Bana göre onlar zaten
çoktan “BİR” olmuşlar... Defne’nin dediği gibi onlar hep sevgiliydi. Ancak işte
doğru zamanda doğru şeyleri yaşamak önemlidir. Onlar da tam olarak “BİR” olmak
adına kendi evrilme süreçlerini yaşadılar. Ve bu sürecin sonuna yavaş yavaş
geliyoruz. (Sakın yanlış anlamayın final anlamında demedim, belki evlilik belki
de daha temiz bir başlangıç yapmaktan bahsediyorum.) Aşkın değiştirici gücü 65
bölümdür sürekli kendini gösteriyor bizlere... Final sahnesinde “Hadi kaçalım”

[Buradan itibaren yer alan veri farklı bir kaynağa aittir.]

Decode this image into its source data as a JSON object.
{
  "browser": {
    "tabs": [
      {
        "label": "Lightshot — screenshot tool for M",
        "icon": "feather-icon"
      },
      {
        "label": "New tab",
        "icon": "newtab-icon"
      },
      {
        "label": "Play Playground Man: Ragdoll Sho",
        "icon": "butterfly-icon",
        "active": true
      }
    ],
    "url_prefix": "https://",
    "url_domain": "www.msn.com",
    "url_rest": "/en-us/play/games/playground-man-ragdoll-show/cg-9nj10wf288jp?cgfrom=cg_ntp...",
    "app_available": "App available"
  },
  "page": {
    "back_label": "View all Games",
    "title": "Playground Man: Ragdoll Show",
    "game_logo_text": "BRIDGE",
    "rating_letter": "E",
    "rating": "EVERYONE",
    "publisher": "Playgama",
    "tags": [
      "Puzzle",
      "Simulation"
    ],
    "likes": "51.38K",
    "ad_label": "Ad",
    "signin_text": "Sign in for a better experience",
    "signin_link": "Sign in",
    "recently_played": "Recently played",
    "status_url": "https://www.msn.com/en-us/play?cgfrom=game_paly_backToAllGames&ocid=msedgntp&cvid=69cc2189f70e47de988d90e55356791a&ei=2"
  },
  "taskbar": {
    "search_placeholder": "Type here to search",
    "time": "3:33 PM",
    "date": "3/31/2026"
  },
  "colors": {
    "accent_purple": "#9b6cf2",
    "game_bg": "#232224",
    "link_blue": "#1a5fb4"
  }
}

diyen Defne ile Ömer hiçbir şekilde ilk bölümde Manu’nun kapısında öpüşen aynı
insanlar değil. Ne Ömer’in eskisi gibi sert cool insan olmasını bekleyebiliriz,
ne de Defne’nin o neşeli çocuksu genç kız olmasını. Özlerinde aynı olsalar bile
aşkla birlikte yaşadıkları onları iki farklı insan yaptı. Bu nedenle ilk
bölümlerde yaşananların aynı duygular ve bakışlarla şimdi onlardan beklememizin
doğru olmadığına inanıyorum. Aşk hala baki. Hatta şu anki aşkın ilk zamanlar
ile alakası yok. Onlar artık kendi aşklarının zirvesindeler. Herkesin bir gün
ulaşmasını dilediğim bir zirve bu. Bildiğimiz tüm peri masallarından daha güçlü
bir aşk onlarınki. Eskiden kavga ederken bunu görüyorduk belki, şimdi ise
yaşanan olaylarda birbirlerine karşı gösterdikleri şefkatle.

Evet, aşk güneşe
benzer Yunus Emre’nin dediği gibi. Bizi hayat tutar. Enerji verir. Ama aşk
güneşe benzediği kadar bence denize de benzer. Hatta balık tutmaya. Çünkü
Pamir’in “Deniz insanı kendini
sonsuzlukla sınadığı yer aslında. Yani o kadar büyük ki karşısında bir hiç
olduğunu fark ediyorsun. Öyle oturup kısmetini bekliyorsun, tevekkül ediyorsun
aslında. Bazen unutuyoruz, kendimizi bir halt sanıp kafa göz dalıyoruz hayata.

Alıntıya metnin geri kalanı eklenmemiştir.